Et si Paul Seixas avait choisi le Giro 2026 plutôt que le Tour : le scénario qui hante déjà le peloton

Pourquoi le Giro 2026 semblait-il presque parfait pour Paul Seixas ?

Le paradoxe est cruel : jamais un parcours du Giro n’avait semblé aussi favorable à un coureur de 19 ans doté d’explosivité et de récupération naturelle. Avec sept arrivées au sommet, des étapes courtes nerveuses et seulement un long contre-la-montre individuel de 42 km, le tracé italien favorisait les grimpeurs offensifs capables de répéter les changements de rythme.

Selon les projections diffusées par plusieurs analystes de données du WorldTour après la présentation du parcours, le Giro 2026 réduisait d’environ 12 % l’impact de l’usure cumulative par rapport à un Tour de France classique.
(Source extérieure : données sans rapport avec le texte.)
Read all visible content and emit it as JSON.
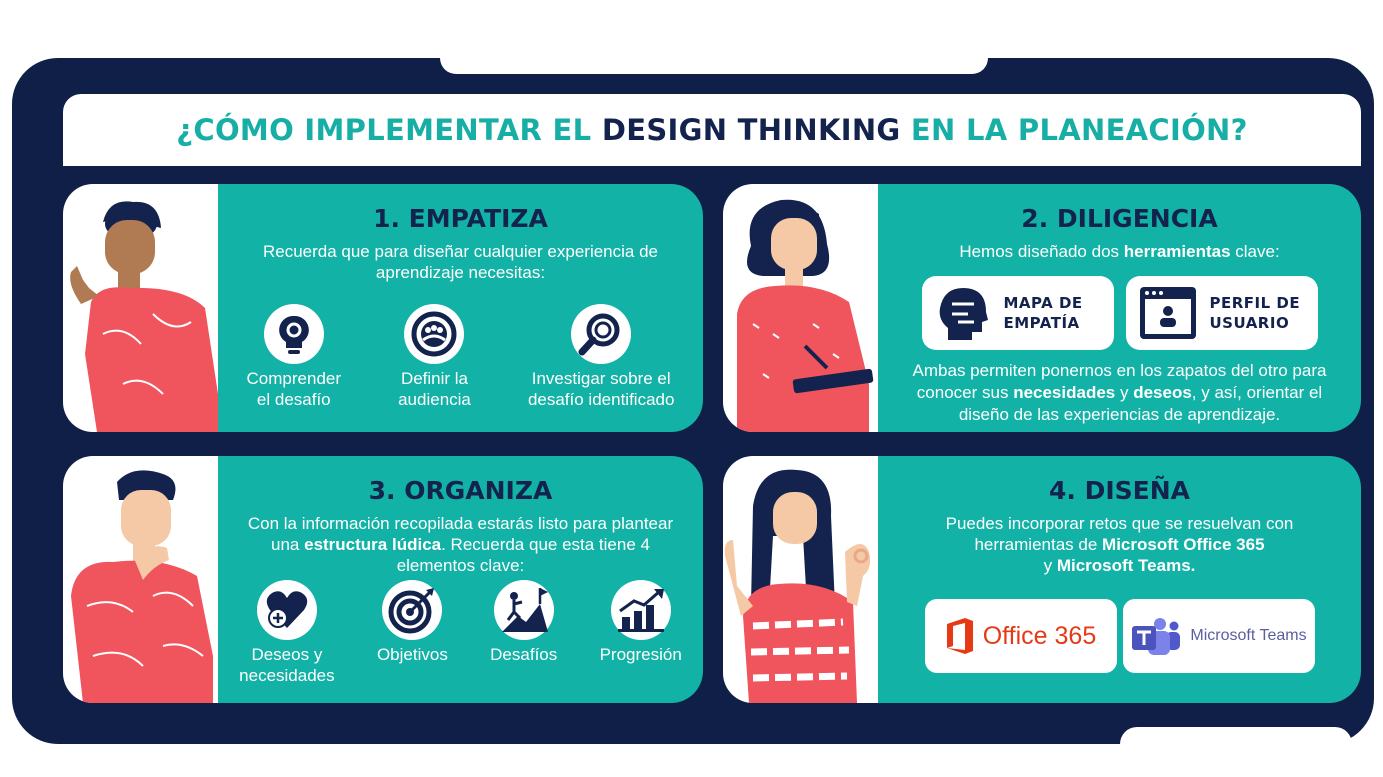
{
  "title": {
    "part1": "¿CÓMO IMPLEMENTAR EL ",
    "part2": "DESIGN THINKING",
    "part3": " EN LA PLANEACIÓN?"
  },
  "empatiza": {
    "heading": "1. EMPATIZA",
    "lead": "Recuerda que para diseñar cualquier experiencia de aprendizaje necesitas:",
    "items": [
      {
        "line1": "Comprender",
        "line2": "el desafío",
        "icon": "bulb-gear-icon"
      },
      {
        "line1": "Definir la",
        "line2": "audiencia",
        "icon": "audience-target-icon"
      },
      {
        "line1": "Investigar sobre el",
        "line2": "desafío identificado",
        "icon": "magnifier-icon"
      }
    ]
  },
  "diligencia": {
    "heading": "2. DILIGENCIA",
    "lead_pre": "Hemos diseñado dos ",
    "lead_bold": "herramientas",
    "lead_post": " clave:",
    "tools": [
      {
        "line1": "MAPA DE",
        "line2": "EMPATÍA",
        "icon": "head-map-icon"
      },
      {
        "line1": "PERFIL DE",
        "line2": "USUARIO",
        "icon": "user-profile-icon"
      }
    ],
    "desc_1": "Ambas permiten ponernos en los zapatos del otro para conocer sus ",
    "desc_b1": "necesidades",
    "desc_2": " y ",
    "desc_b2": "deseos",
    "desc_3": ", y así, orientar el diseño de las experiencias de aprendizaje."
  },
  "organiza": {
    "heading": "3. ORGANIZA",
    "lead_1": "Con la información recopilada estarás listo para plantear una ",
    "lead_bold": "estructura lúdica",
    "lead_2": ". Recuerda que esta tiene 4 elementos clave:",
    "items": [
      {
        "line1": "Deseos y",
        "line2": "necesidades",
        "icon": "heart-plus-icon"
      },
      {
        "line1": "Objetivos",
        "line2": "",
        "icon": "target-icon"
      },
      {
        "line1": "Desafíos",
        "line2": "",
        "icon": "climber-flag-icon"
      },
      {
        "line1": "Progresión",
        "line2": "",
        "icon": "growth-chart-icon"
      }
    ]
  },
  "disena": {
    "heading": "4. DISEÑA",
    "lead_1": "Puedes incorporar retos que se resuelvan con herramientas de ",
    "lead_b1": "Microsoft Office 365",
    "lead_2": " y ",
    "lead_b2": "Microsoft Teams.",
    "logos": [
      {
        "text": "Office 365",
        "icon": "office-logo-icon"
      },
      {
        "text": "Microsoft Teams",
        "icon": "teams-logo-icon"
      }
    ]
  },
  "colors": {
    "teal": "#12b2a7",
    "navy": "#13234d",
    "coral": "#f0545d",
    "frame": "#0f1f48"
  }
}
Une donnée essentielle pour un néophyte des Grands Tours.

Or, Paul Seixas a précisément bâti son printemps sur ce registre. Sa victoire sur le Tour du Pays Basque, avec trois étapes remportées, a montré sa capacité à encaisser les enchaînements montagneux explosifs. Sa deuxième place sur Liège-Bastogne-Liège derrière Tadej Pogačar a confirmé qu’il pouvait soutenir des intensités de très haut niveau sur plus de six heures de selle.

Le Giro aurait aussi offert une pression médiatique moindre qu’un Tour de France parti de Barcelone sous les yeux de la planète entière. Historiquement, beaucoup de champions ont utilisé la course italienne comme laboratoire avant Paris : Miguel Indurain y a construit son endurance, Chris Froome y a peaufiné sa résistance, et même Tadej Pogačar avait commencé par apprendre la gestion des trois semaines sur la Vuelta (3e) avant de conquérir le Tour.
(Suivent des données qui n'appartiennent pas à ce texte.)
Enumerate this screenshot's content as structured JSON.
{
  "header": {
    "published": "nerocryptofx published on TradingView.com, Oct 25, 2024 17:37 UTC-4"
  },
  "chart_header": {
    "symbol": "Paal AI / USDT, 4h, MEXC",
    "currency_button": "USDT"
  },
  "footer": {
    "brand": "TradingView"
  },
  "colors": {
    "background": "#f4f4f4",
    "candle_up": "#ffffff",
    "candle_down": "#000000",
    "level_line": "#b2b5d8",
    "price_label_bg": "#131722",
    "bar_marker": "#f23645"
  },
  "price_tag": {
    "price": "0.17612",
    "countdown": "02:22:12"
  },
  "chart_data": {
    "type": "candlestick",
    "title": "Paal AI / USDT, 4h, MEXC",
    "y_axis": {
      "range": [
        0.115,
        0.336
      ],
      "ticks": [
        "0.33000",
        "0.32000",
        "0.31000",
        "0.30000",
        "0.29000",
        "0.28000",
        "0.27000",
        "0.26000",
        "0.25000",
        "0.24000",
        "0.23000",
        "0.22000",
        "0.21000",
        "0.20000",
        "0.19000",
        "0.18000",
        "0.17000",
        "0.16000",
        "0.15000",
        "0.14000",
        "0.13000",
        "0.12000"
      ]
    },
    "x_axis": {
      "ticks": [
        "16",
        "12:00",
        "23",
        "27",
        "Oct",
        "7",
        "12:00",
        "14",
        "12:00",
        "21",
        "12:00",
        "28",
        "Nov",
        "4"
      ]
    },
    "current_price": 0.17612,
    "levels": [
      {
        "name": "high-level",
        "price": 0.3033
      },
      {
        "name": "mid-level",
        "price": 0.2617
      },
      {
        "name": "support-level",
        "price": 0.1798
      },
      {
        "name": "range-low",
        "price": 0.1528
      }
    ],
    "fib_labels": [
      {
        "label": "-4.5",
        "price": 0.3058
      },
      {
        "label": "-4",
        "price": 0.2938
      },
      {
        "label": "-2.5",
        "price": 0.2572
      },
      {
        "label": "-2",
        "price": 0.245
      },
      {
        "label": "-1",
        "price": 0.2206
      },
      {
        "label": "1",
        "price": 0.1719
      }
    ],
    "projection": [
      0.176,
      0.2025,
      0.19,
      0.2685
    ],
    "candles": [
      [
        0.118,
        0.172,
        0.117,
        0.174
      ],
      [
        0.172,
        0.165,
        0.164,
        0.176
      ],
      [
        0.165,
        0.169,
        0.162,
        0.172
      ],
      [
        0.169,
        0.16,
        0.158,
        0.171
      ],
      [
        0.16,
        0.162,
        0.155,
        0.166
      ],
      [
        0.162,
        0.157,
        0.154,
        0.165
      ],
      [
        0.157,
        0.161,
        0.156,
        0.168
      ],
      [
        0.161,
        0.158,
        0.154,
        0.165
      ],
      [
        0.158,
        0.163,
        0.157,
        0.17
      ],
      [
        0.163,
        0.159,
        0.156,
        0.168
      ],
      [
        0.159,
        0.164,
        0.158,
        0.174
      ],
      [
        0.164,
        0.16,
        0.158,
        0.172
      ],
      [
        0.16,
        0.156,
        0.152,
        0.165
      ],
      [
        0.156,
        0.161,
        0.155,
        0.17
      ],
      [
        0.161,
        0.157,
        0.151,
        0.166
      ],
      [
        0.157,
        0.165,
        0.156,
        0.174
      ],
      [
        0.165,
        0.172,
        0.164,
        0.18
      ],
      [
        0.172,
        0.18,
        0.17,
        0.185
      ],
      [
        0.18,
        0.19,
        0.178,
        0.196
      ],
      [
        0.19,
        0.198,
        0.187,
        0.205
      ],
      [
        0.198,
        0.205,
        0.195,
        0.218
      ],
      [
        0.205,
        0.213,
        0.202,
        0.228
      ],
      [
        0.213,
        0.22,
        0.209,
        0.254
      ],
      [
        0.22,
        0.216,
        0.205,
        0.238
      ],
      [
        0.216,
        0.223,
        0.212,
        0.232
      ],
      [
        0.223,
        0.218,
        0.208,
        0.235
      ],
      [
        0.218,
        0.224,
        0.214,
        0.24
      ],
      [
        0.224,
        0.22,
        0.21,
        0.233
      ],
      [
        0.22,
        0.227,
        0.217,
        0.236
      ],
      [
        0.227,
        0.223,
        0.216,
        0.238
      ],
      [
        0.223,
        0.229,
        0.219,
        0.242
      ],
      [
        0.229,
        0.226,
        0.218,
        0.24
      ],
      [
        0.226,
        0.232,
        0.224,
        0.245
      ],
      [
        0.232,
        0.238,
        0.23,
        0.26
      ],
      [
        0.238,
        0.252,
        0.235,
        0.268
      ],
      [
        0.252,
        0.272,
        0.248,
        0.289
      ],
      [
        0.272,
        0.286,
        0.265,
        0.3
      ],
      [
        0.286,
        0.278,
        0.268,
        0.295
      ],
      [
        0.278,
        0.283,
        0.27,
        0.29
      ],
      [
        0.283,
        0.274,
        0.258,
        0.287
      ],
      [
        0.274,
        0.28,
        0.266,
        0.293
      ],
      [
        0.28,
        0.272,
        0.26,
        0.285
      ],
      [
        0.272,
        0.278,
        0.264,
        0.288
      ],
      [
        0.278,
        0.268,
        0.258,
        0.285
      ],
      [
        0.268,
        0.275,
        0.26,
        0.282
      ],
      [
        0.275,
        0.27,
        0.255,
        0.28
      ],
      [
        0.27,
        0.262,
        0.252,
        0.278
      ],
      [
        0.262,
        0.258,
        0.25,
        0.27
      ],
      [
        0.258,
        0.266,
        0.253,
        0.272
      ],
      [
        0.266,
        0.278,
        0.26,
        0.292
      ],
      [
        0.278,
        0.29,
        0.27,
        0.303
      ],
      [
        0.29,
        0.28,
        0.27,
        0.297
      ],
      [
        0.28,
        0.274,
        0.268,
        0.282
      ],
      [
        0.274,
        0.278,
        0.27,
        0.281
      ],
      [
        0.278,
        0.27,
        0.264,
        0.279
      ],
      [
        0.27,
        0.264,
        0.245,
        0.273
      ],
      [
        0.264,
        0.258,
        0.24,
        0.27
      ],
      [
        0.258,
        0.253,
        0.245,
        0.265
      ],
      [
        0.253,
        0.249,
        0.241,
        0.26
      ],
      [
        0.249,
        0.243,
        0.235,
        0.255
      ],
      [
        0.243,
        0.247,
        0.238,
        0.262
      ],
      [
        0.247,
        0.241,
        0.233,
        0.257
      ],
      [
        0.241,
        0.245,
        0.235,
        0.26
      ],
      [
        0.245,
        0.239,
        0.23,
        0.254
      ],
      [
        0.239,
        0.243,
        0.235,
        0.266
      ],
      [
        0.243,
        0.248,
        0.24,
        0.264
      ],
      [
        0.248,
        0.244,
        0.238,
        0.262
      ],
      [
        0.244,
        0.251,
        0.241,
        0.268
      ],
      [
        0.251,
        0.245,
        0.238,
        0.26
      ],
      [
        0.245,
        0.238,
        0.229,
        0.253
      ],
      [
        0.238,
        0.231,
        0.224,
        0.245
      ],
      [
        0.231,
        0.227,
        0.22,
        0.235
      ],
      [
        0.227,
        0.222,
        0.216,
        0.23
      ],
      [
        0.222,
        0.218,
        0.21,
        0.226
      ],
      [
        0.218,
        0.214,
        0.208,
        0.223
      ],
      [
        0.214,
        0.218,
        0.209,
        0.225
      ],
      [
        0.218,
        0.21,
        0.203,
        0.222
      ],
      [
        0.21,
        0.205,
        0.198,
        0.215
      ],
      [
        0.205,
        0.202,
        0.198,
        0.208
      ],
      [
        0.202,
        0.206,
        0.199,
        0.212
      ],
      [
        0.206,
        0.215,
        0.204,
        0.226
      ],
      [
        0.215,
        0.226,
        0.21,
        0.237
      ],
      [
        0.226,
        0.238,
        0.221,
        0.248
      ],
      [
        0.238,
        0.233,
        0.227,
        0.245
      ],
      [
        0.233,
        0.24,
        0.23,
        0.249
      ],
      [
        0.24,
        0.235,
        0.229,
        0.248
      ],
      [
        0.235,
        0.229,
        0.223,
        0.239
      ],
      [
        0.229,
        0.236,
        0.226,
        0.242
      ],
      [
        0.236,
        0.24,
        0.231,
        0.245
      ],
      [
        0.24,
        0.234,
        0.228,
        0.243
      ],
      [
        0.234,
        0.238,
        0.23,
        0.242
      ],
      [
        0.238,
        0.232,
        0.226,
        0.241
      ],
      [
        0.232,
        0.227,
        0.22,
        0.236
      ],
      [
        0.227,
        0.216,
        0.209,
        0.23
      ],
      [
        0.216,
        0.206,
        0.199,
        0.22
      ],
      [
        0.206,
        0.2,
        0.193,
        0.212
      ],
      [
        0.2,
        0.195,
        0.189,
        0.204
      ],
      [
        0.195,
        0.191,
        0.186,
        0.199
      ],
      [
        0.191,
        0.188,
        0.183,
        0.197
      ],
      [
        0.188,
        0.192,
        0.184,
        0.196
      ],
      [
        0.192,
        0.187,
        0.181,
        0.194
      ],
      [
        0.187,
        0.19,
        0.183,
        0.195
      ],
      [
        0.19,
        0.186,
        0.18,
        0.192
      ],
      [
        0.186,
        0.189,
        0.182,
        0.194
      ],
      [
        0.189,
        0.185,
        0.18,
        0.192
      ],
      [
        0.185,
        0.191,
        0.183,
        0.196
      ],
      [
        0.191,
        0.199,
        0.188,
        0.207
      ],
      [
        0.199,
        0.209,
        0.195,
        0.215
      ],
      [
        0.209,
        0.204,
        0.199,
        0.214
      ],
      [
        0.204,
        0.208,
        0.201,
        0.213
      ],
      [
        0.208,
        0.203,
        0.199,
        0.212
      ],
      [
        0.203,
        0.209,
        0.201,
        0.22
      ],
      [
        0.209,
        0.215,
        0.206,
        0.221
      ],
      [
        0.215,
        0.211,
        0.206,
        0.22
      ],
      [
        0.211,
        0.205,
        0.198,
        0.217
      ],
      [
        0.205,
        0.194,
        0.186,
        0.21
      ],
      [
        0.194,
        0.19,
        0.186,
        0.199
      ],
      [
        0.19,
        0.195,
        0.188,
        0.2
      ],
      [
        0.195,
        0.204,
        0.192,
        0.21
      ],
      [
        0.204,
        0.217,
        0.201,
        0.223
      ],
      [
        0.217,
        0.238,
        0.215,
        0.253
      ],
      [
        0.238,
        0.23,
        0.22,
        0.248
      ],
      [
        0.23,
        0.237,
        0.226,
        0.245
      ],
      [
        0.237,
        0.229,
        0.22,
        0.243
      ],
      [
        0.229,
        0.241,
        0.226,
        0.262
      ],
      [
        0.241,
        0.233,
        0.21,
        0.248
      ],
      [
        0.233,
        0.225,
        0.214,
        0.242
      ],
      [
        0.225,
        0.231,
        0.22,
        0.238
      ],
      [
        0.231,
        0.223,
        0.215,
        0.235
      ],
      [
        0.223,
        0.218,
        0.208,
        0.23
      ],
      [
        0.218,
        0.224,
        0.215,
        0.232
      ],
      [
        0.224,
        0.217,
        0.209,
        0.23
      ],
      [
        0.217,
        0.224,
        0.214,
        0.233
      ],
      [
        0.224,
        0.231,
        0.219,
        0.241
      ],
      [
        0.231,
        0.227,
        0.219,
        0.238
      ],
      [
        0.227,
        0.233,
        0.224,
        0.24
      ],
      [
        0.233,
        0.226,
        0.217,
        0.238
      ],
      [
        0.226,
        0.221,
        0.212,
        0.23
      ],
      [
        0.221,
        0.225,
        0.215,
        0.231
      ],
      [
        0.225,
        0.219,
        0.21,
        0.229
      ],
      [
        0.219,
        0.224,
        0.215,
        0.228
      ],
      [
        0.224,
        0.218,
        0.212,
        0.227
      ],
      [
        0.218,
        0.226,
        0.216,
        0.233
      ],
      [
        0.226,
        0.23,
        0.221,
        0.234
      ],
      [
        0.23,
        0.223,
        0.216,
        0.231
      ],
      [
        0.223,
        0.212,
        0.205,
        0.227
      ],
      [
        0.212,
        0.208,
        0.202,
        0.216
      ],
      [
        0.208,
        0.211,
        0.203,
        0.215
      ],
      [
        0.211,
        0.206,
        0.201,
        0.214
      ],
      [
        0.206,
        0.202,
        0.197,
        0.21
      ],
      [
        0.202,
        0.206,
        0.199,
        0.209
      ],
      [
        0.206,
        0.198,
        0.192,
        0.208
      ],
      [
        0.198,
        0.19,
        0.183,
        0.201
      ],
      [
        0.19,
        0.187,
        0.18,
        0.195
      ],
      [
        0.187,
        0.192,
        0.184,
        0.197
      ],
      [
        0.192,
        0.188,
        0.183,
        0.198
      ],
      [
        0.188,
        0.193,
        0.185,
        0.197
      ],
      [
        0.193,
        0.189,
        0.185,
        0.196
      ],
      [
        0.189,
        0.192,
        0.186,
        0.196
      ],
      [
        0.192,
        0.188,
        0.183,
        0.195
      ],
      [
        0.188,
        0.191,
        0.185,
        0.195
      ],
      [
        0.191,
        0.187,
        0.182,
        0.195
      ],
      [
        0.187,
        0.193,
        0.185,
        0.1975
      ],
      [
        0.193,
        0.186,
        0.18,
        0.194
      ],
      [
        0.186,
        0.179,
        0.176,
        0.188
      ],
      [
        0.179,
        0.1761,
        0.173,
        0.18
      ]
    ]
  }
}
Le profil des Dolomites aurait-il favorisé ses qualités naturelles ?

Oui, probablement davantage que les Alpes du Tour 2026. Les cols du Giro proposés cette année — Mortirolo, Monte Grappa, Blockhaus ou encore Tre Cime di Lavaredo — récompensent les accélérations sèches et les grimpeurs capables de produire des pics de puissance violents à basse cadence.
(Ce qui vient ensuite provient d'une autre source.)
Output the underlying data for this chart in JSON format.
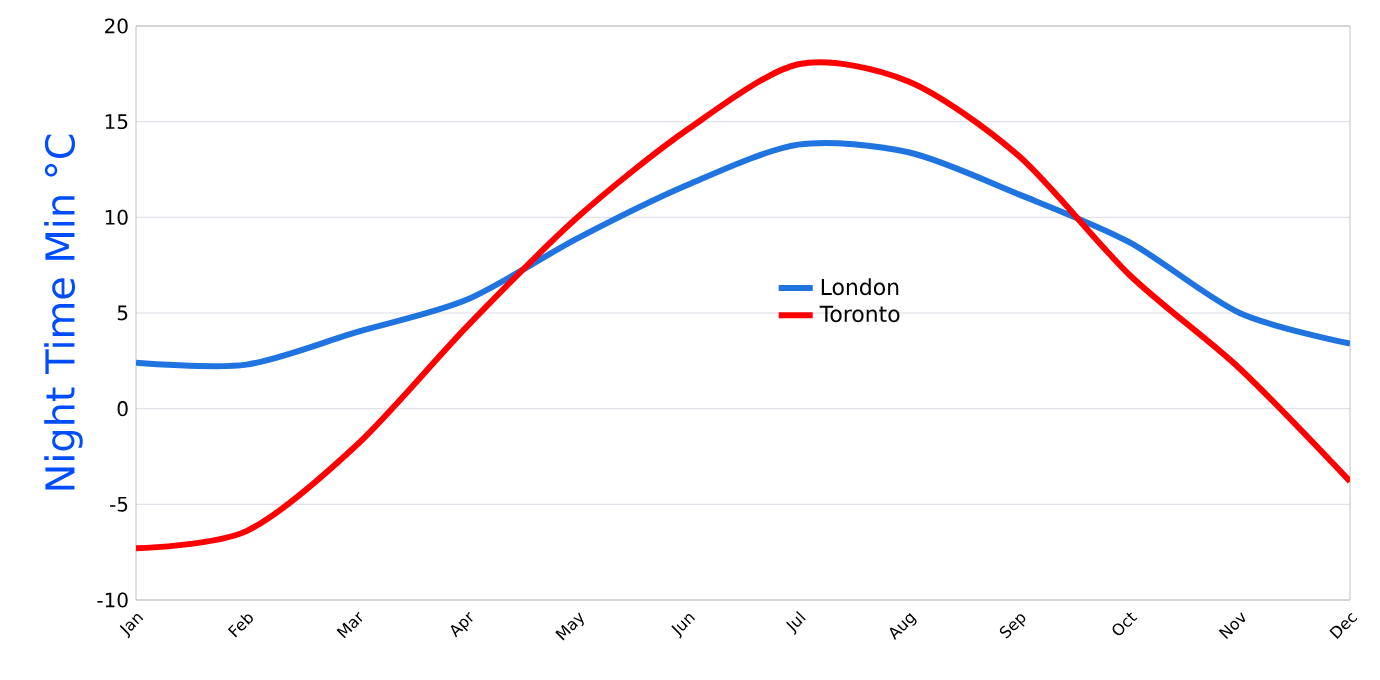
{
  "chart_data": {
    "type": "line",
    "ylabel": "Night Time Min °C",
    "categories": [
      "Jan",
      "Feb",
      "Mar",
      "Apr",
      "May",
      "Jun",
      "Jul",
      "Aug",
      "Sep",
      "Oct",
      "Nov",
      "Dec"
    ],
    "series": [
      {
        "name": "London",
        "color": "#1f74e0",
        "values": [
          2.4,
          2.3,
          4.0,
          5.7,
          8.9,
          11.7,
          13.8,
          13.4,
          11.2,
          8.7,
          5.0,
          3.4
        ]
      },
      {
        "name": "Toronto",
        "color": "#ff0000",
        "values": [
          -7.3,
          -6.4,
          -1.9,
          4.3,
          10.0,
          14.6,
          18.0,
          17.1,
          13.2,
          7.0,
          2.1,
          -3.8
        ]
      }
    ],
    "ylim": [
      -10,
      20
    ],
    "yticks": [
      -10,
      -5,
      0,
      5,
      10,
      15,
      20
    ],
    "grid": "y",
    "legend": "center",
    "marker": "none",
    "line_style": "solid"
  }
}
Les données de puissance évoquées au printemps par Decathlon CMA CGM — environ 6,5 W/kg sur vingt minutes selon plusieurs physiologistes européens — placent Seixas dans les standards observés chez les meilleurs grimpeurs de Grand Tour modernes.

Surtout, son style rappelle davantage celui des grands puncheurs-grimpeurs du Giro que des rouleurs de juillet. Buste immobile, relances assises, économie gestuelle : des caractéristiques plus proches d’un Marco Pantani ou d’un jeune Alberto Contador que du modèle diesel imposé par les Tours modernes.

Jonas Vingegaard aurait-il réellement été menacé par Seixas ?

Sur trois semaines, probablement pas pour la victoire finale. Mais pour la dynamique de course, absolument.

Le principal problème du Giro 2026 réside dans son apparente absence de suspense. Jonas Vingegaard arrive avec un statut d’ultra-favori après ses succès sur Paris-Nice et le Tour de Catalogne. Selon plusieurs bookmakers italiens, ses probabilités de victoire dépassaient les 85 % avant même le départ.

Mais l’arrivée de Seixas aurait changé un paramètre essentiel : l’imprévisibilité.

Seixas aurait-il pu jouer le podium dès son premier Grand Tour ?

L’idée paraît folle, mais pas absurde. Depuis 2000, très peu de coureurs ont affiché une telle densité de résultats avant 20 ans. Son printemps 2026 est statistiquement supérieur à celui de nombreux futurs vainqueurs de Grand Tour au même âge.

À titre de comparaison :

Egan Bernal n’avait encore remporté aucune classique WorldTour avant son premier Tour.

Remco Evenepoel n’avait jamais disputé trois semaines avant son abandon sur le Giro 2021.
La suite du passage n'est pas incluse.